A INFLUÊNCIA DOS COSTUMES SOBRE AS NOSSAS NOÇÕES DE BELEZA
Quando dois objetos são frequentemente vistos juntos, a imaginação adquire um hábito de passar facilmente de um a outro. Quando o primeiro aparece, acreditamos que o segundo vai seguir. Por si mesmos, um nos faz lembrar o outro, e a atenção desliza facilmente por entre eles. Ainda que, independentemente do costume, não haja verdadeira beleza na sua união, uma vez que o costume os associou dessa maneira, experimentamos uma inconveniência em sua separação. Julgamos um deles desajeitado quando aparece sem seu usual acompanhamento. Sentimos falta de algo que esperávamos encontrar, e a habitual disposição de nossas ideias perturba-se com essa frustração. Um traje, por exemplo, parece carecer de algo, se não está presente o mais insignificante adorno que habitualmente o acompanha, e reputamos vulgar ou inconveniente até mesmo a ausência de um botão. Quando existe alguma conveniência natural na união, o costume aumenta nosso senso dela, e faz uma disposição diferente parecer ainda mais desagradável do que de outro modo seria. Os que se acostumaram a ver coisas de bom gosto aborrecem-se ainda mais com tudo que seja grosseiro ou desajeitado. Quando a conjunção é imprópria, o costume reduz ou remove inteiramente nosso senso de inconveniência. Os que se acostumaram à desordem desleixada perdem todo o seu senso de esmero e elegância. As modas de mobília e roupa que parecem ridículas para estrangeiros não insultam os que se habituaram a elas. […]

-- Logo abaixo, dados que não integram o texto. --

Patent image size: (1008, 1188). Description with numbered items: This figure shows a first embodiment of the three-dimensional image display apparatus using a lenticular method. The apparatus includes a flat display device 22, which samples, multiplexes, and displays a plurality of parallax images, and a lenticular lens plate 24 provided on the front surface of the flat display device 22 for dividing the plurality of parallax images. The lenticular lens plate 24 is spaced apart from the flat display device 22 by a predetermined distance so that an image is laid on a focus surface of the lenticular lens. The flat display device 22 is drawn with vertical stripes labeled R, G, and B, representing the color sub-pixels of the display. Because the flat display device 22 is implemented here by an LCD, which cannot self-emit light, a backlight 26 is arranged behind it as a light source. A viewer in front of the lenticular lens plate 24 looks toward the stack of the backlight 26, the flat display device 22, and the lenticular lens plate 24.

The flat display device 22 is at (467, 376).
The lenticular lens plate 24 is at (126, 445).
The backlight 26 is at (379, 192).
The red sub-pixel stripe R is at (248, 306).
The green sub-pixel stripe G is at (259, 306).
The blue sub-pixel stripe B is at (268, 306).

O mundo todo concede que as vestes e a mobília estejam inteiramente sob domínio dos usos e costumes. Porém, de modo algum a influência desses princípios se limita a uma esfera tão estreita, estendendo-se a tudo o que de algum modo seja objeto de gosto – música, poesia, arquitetura. As modas de roupa e mobília estão em constante mudança; e a experiência nos convence de que estilos, ridículos hoje, mas admirados cinco anos atrás, devem sua voga principal ou inteiramente aos costumes e usos. Roupas e mobília não são feitas de materiais muito duráveis. […]
Um artista eminente deseja provocar uma considerável mudança nos modos estabelecidos de cada uma dessas artes, e introduzir um novo feitio para a escrita, música ou arquitetura. As vestes de um agradável homem de alta posição se recomendam por si, e, por mais peculiares e fantásticas que sejam, em breve serão admiradas e copiadas. Do mesmo modo, as excelências de um mestre eminente recomendam sua peculiaridades, e suas maneiras tornam-se o estilo da moda na arte que pratica. […]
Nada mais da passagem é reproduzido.